Città del Capo a secco
Città del Capo (4 milioni di abitanti) è ormai a secco perché si è prosciugato il bacino artificiale della diga di Theewaterskloof, alimentata dal fiume Sonderend. Creata negli anni 70, la diga può contenere 480 milioni di metri cubi e rappresenta il 41% della disponibilità della metropoli. I cambiamenti climatici riducono l’apporto di pioggia mentre cresce la domanda d’acqua della cittadinanza. Le politiche sudafricane puntano a contenere i consumi della città a 600 milioni di litri al giorno. Pare scongiurato per ora il giorno in cui dai rubinetti non uscirà altro che un sibilo d’aria, ma quando accadrà l’evento potrebbe essere il primo nel suo genere e offrirà una dimostrazione pratica su come può reagire una grande città che non ha altri accessi all’acqua potabile.
Geoingegneria cinese
Oltre all’Italia che ha fornito ingegneri per le grandi opere di mezzo mondo, c’è un altro Paese che affronta le sfide delle costruzioni: la Cina ha creato l’identità nazionale chiudendosi nella Grande Muraglia. Ora per portare acqua nel Nord del Paese, verso Pechino e verso le aree semidesertiche vicine alla Mongolia e al Gobi, la Cina ha lanciato il progetto colossale “Nan Shui Bei Diao”, ovvero Canale deviatore Sud-Nord, ovvero Snwdp (South-to-North Water Diversion Project). Si tratta di intercettare lo Yangtze e il Fiume Giallo pari a 44,8 milioni di metri cubi l’anno di acqua con 4.350 chilometri di canali colossali.

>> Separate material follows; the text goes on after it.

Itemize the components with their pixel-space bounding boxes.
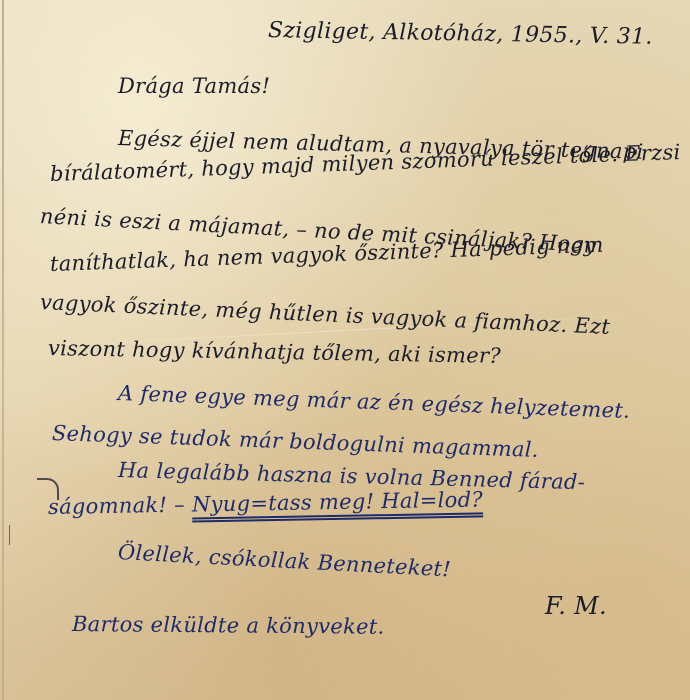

Il mare scomparso della steppa
Ed ecco nel centro dell’Asia il lago d’Aral, una volta un mare immenso fra le steppe dell’Asia Centrale, alimentato dai fiumi Syr Darya e Amu Darya che dal 1940 furono deviati dall’Urss per irrigare in Uzbekistan il cotone imposto ai sovkoz dai piani quinquennali.Oggi di quel mare resta appena il 20% che ha lasciato scoperto un terreno arido, salato e inquinato. Il vento trasporta sale e radioattività sulla popolazione intossicata ed esposta a malattie. Interventi condotti dai Paesi rivieraschi come Kazakhstan, Uzbekistan, Turkmenistan hanno fermato il disseccarsi del lago.